Bir ramazan gününde Nasrettin Hoca da iftara davetliymiş. Son derece acıkmış olan Hoca, yemek, odasına girip de hindi dolmalarını, baklavaları, börekleri yan yana sıralanmış görünce, ağzının suyu akmış. Derken efendim top patlamış, Hoca hemen sofraya kurulmuş. Sofraya nefis bir işkembe çorbası konulmuş. Ev sahibi kaşığı daldırıp tadına baktıktan sonra:
_ Hay Allah müstahakınızı versin, buna sarımsak koymuşsunuz. Çabuk kaldırın! diye bağırmış.
Nasrettin Hoca, önünden tüteye tüteye giden çorbaya bakarak bir yutkunmuş. Fakat yerine gelen hindi dolmasının iştah açıcı dış görünüşüyle teselli bulmuş.
Ev sahibi dolmadan bir lokma alınca, kaşlarını çatmış:
Behey namussuzlar, buna çok baharat dol-durmuşsunuz.
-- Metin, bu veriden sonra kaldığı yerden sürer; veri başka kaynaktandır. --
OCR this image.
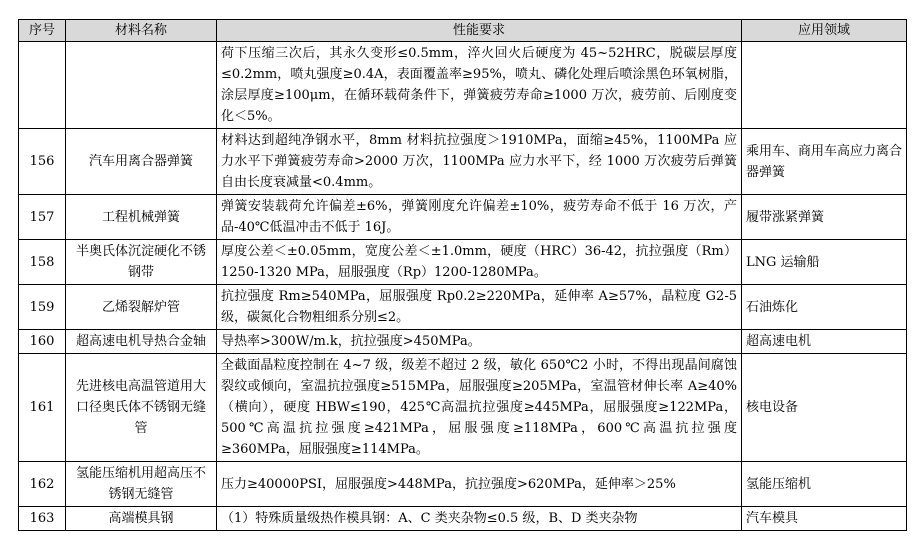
序号	材料名称	性能要求	应用领域
		荷下压缩三次后，其永久变形≤0.5mm，淬火回火后硬度为 45~52HRC，脱碳层厚度≤0.2mm，喷丸强度≥0.4A，表面覆盖率≥95%，喷丸、磷化处理后喷涂黑色环氧树脂，涂层厚度≥100μm，在循环载荷条件下，弹簧疲劳寿命≥1000 万次，疲劳前、后刚度变化＜5%。	
156	汽车用离合器弹簧	材料达到超纯净钢水平，8mm 材料抗拉强度＞1910MPa，面缩≥45%，1100MPa 应力水平下弹簧疲劳寿命>2000 万次，1100MPa 应力水平下，经 1000 万次疲劳后弹簧自由长度衰减量<0.4mm。	乘用车、商用车高应力离合器弹簧
157	工程机械弹簧	弹簧安装载荷允许偏差±6%，弹簧刚度允许偏差±10%，疲劳寿命不低于 16 万次，产品-40℃低温冲击不低于 16J。	履带涨紧弹簧
158	半奥氏体沉淀硬化不锈钢带	厚度公差＜±0.05mm，宽度公差＜±1.0mm，硬度（HRC）36-42，抗拉强度（Rm）1250-1320 MPa，屈服强度（Rp）1200-1280MPa。	LNG 运输船
159	乙烯裂解炉管	抗拉强度 Rm≥540MPa，屈服强度 Rp0.2≥220MPa，延伸率 A≥57%，晶粒度 G2-5 级，碳氮化合物粗细系分别≤2。	石油炼化
160	超高速电机导热合金轴	导热率>300W/m.k，抗拉强度>450MPa。	超高速电机
161	先进核电高温管道用大口径奥氏体不锈钢无缝管	全截面晶粒度控制在 4~7 级，级差不超过 2 级，敏化 650℃2 小时，不得出现晶间腐蚀裂纹或倾向，室温抗拉强度≥515MPa，屈服强度≥205MPa，室温管材伸长率 A≥40%（横向），硬度 HBW≤190，425℃高温抗拉强度≥445MPa，屈服强度≥122MPa，500℃高温抗拉强度≥421MPa，屈服强度≥118MPa，600℃高温抗拉强度≥360MPa，屈服强度≥114MPa。	核电设备
162	氢能压缩机用超高压不锈钢无缝管	压力≥40000PSI，屈服强度>448MPa，抗拉强度>620MPa，延伸率＞25%	氢能压缩机
163	高端模具钢	（1）特殊质量级热作模具钢：A、C 类夹杂物≤0.5 级，B、D 类夹杂物	汽车模具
Bana baharatın dokunduğunu bilmez misiniz? Çabuk kaldırın bunu, gözüme görünmesin, demiş.
Nasrettin Hoca’nın yüreği de tepsiyle birlikte gitmiş. Bu sırada sofraya baklava tepsisi konmuş.
Ev sahibi yine bağırmış:
_ Yahu, daha ağzıma lokma koymadan tatlı yenir mi? Kaldırın bunu!
Nasrettin Hoca, hemen kaşığı kaptığı gibi sofradan fırlamış, kapı yanındaki sinide tepeleme duran pilâva kaşığı çalmağa başlamış.
Ev sahibi:
Hoca ne yapıyorsun orada? Sofraya gel-sene, demiş.
Siz yemeklerin suçlarını birer birer tâyin edip cezalarını veredurun. Ben burada eski bir âşinâya rastladım, hatırını sorayım.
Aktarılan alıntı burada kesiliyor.